Film: Uncle Frank (2020)
Stars: Paul Bettany, Sophia Lillis, Peter Macdissi, Steve Zahn, Judy Greer, Margo Martindale, Stephen Root, Lois Smith
Director: Alan Ball
Oscar History: No nominations
Snap Judgment Ranking: 2/5 stars
2020 had a number of films focusing on queer characters played by straight actors. Kate Winslet, Henry Golding, James Corden, and here Paul Bettany have all stepped into that line, risking potential public backlash by participating in a longtime Hollywood practice that has come under scrutiny, particularly when you compare these actors' careers with the (relatively small) list of publicly-out LGBT performers who don't have the same status as they do. I have been relatively standoffish on this conversation, as I do think actors "should be able to act" and I don't (as a queer person) generally find someone pretending to be gay to be particularly offensive. But it's hard to escape this conversation when it comes to a movie like Uncle Frank, starring a straight man but directed & written by an openly gay man (Alan Ball), as something feels just a little bit off throughout all of the movie.

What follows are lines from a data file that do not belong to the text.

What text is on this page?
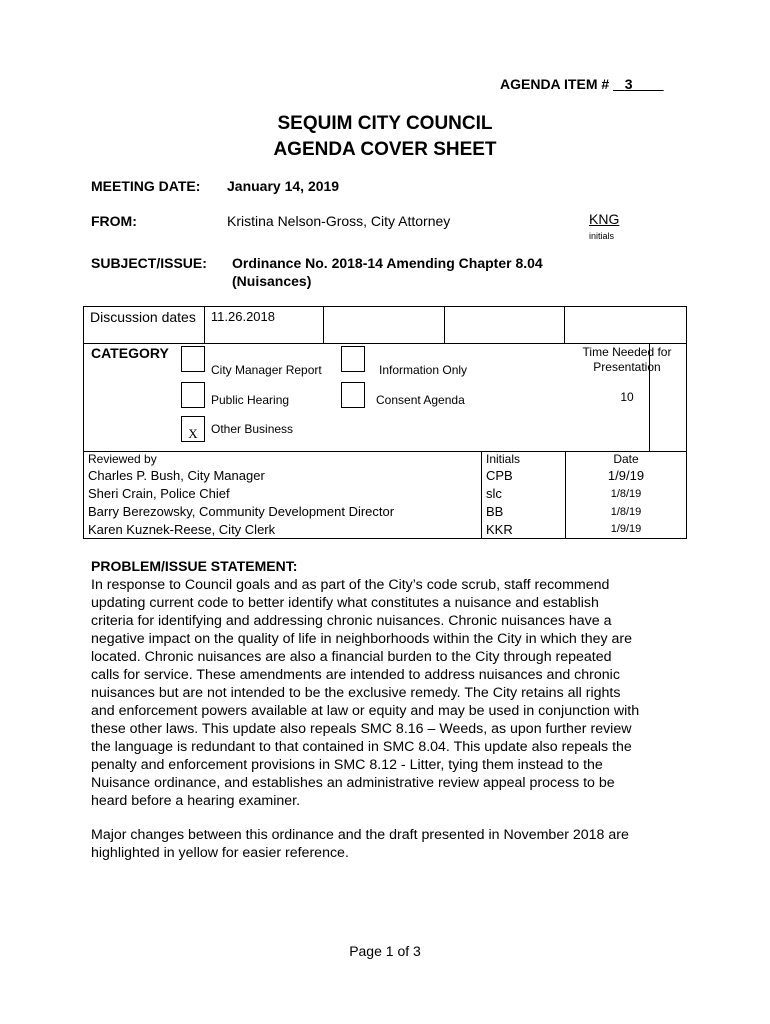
AGENDA ITEM # 3
SEQUIM CITY COUNCIL
AGENDA COVER SHEET
MEETING DATE: January 14, 2019
FROM:	Kristina Nelson-Gross, City Attorney	KNG
initials
SUBJECT/ISSUE: Ordinance No. 2018-14 Amending Chapter 8.04
(Nuisances)
Discussion dates	11.26.2018			
CATEGORY
City Manager Report	Information Only
Public Hearing	Consent Agenda
X	Other Business
Time Needed for Presentation
10
Reviewed by	Initials	Date
Charles P. Bush, City Manager	CPB	1/9/19
Sheri Crain, Police Chief	slc	1/8/19
Barry Berezowsky, Community Development Director	BB	1/8/19
Karen Kuznek-Reese, City Clerk	KKR	1/9/19
PROBLEM/ISSUE STATEMENT:
In response to Council goals and as part of the City’s code scrub, staff recommend
updating current code to better identify what constitutes a nuisance and establish
criteria for identifying and addressing chronic nuisances. Chronic nuisances have a
negative impact on the quality of life in neighborhoods within the City in which they are
located. Chronic nuisances are also a financial burden to the City through repeated
calls for service. These amendments are intended to address nuisances and chronic
nuisances but are not intended to be the exclusive remedy. The City retains all rights
and enforcement powers available at law or equity and may be used in conjunction with
these other laws. This update also repeals SMC 8.16 – Weeds, as upon further review
the language is redundant to that contained in SMC 8.04. This update also repeals the
penalty and enforcement provisions in SMC 8.12 - Litter, tying them instead to the
Nuisance ordinance, and establishes an administrative review appeal process to be
heard before a hearing examiner.
Major changes between this ordinance and the draft presented in November 2018 are
highlighted in yellow for easier reference.
Page 1 of 3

(Spoilers Ahead) It's 1973, and Beth Bledsoe (Lillis) has just moved from small-town South Carolina to New York, to attend NYU. The only person she knows there is her Uncle Frank (Bettany), a professor who has a hands-off relationship with his family, but has a soft spot for Beth. It becomes apparent pretty quickly to oblivious Beth that Frank is gay, and living with his longtime partner Wally (Macdissi). After Frank's father (and Beth's grandfather) Daddy Mac (Root) dies suddenly, Frank, Beth, and Wally retreat to South Carolina, to mourn him, and in the process Frank comes to terms with his homosexuality, and, after being outed ruthlessly in his father's will reading, introduces Wally to his loving & accepting family.

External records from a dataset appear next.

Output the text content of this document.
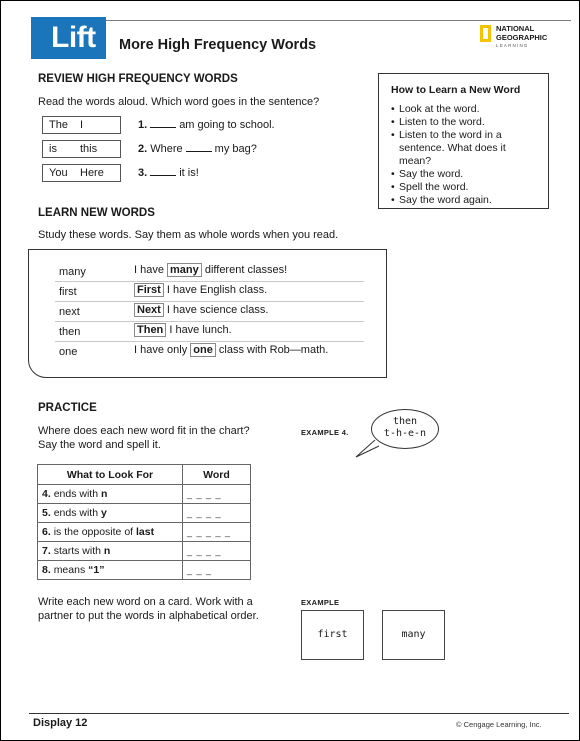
Lift	More High Frequency Words
NATIONAL
GEOGRAPHIC
LEARNING
REVIEW HIGH FREQUENCY WORDS
Read the words aloud. Which word goes in the sentence?
The I
is this
You Here
1.	am going to school.
2. Where	my bag?
3.	it is!
How to Learn a New Word
• Look at the word.
• Listen to the word.
• Listen to the word in a sentence. What does it mean?
• Say the word.
• Spell the word.
• Say the word again.
LEARN NEW WORDS
Study these words. Say them as whole words when you read.
many	I have many different classes!
first	First I have English class.
next	Next I have science class.
then	Then I have lunch.
one	I have only one class with Rob—math.
PRACTICE
Where does each new word fit in the chart?
Say the word and spell it.
EXAMPLE 4.
then
t-h-e-n
What to Look For	Word
4. ends with n	_ _ _ _
5. ends with y	_ _ _ _
6. is the opposite of last	_ _ _ _ _
7. starts with n	_ _ _ _
8. means “1”	_ _ _
Write each new word on a card. Work with a
partner to put the words in alphabetical order.
EXAMPLE
first	many
Display 12	© Cengage Learning, Inc.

Uncle Frank is really slight-at 95 minutes, it has at least forty minutes of filler, and this is a result of taking a troupe of solid actors (that cast list is very good) & giving them two-dimensional portrayals to bring to life. None of the actors here are stretching-this feels like a paycheck job, even for Judy Greer (who is the best in the cast as a somewhat-silly but sweet sister-in-law to Frank). Martindale, Root, Zahn...all of them are playing stereotypes they know by heart, and while Bettany hasn't played a Frank before, he doesn't really understand him. There's no sense that Frank existed outside of what we see onscreen, there's too little consideration for these conversations, ones he (as a gay man) would have at least practiced 100 times in his head.

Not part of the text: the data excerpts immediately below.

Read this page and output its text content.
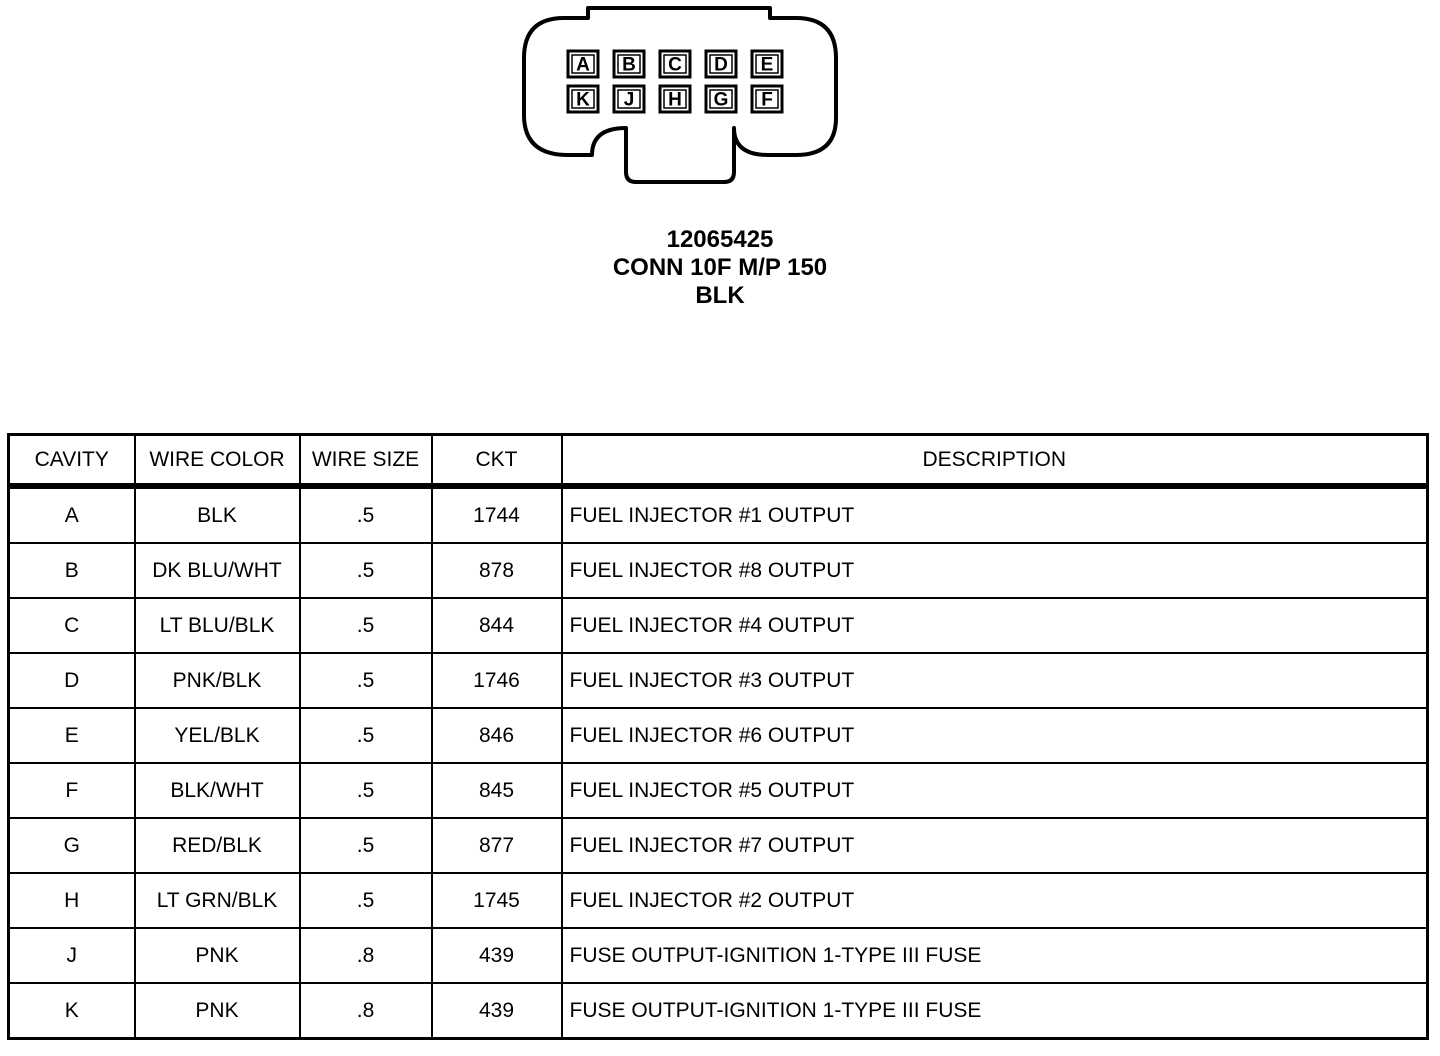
A B C D E
K J H G F
12065425
CONN 10F M/P 150
BLK
CAVITY	WIRE COLOR	WIRE SIZE	CKT	DESCRIPTION
A	BLK	.5	1744	FUEL INJECTOR #1 OUTPUT
B	DK BLU/WHT	.5	878	FUEL INJECTOR #8 OUTPUT
C	LT BLU/BLK	.5	844	FUEL INJECTOR #4 OUTPUT
D	PNK/BLK	.5	1746	FUEL INJECTOR #3 OUTPUT
E	YEL/BLK	.5	846	FUEL INJECTOR #6 OUTPUT
F	BLK/WHT	.5	845	FUEL INJECTOR #5 OUTPUT
G	RED/BLK	.5	877	FUEL INJECTOR #7 OUTPUT
H	LT GRN/BLK	.5	1745	FUEL INJECTOR #2 OUTPUT
J	PNK	.8	439	FUSE OUTPUT-IGNITION 1-TYPE III FUSE
K	PNK	.8	439	FUSE OUTPUT-IGNITION 1-TYPE III FUSE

The weird thing is that there's tons of backstory in these parts even as written, but neither the actors nor Ball-as-director wants to pursue them. There's an abject cruelty in Root's Daddy Mac that the script doesn't acknowledge as he viciously outs his son, and Zahn's Mike is emotionally abusive to his wife. There are scenes where Beth interacts with her classmates in a way that shows their shortened worldview, but also either feel to be mocking these rural Southerners or want to point to them as some sort of problem (without saying it out loud). There's a scene early in the film where Beth discusses an erotic scene in Mario Puzo's book The Godfather (confession-this was the first "sex scene" I ever read in a book, and remember being 13 & totally scandalized), and there's absolutely no connection to the rest of the movie...except a strange callback from the same woman bragging about her husband's genitalia later on in the movie. This is the sort of weird touches that Ball gives this movie, but doesn't follow through with in the plot. It occasionally feels like the sort of gay film a straight person would write...except Ball is gay & should know better. As a result, Uncle Frank is pleasant but broad, convoluted, & kind of a waste.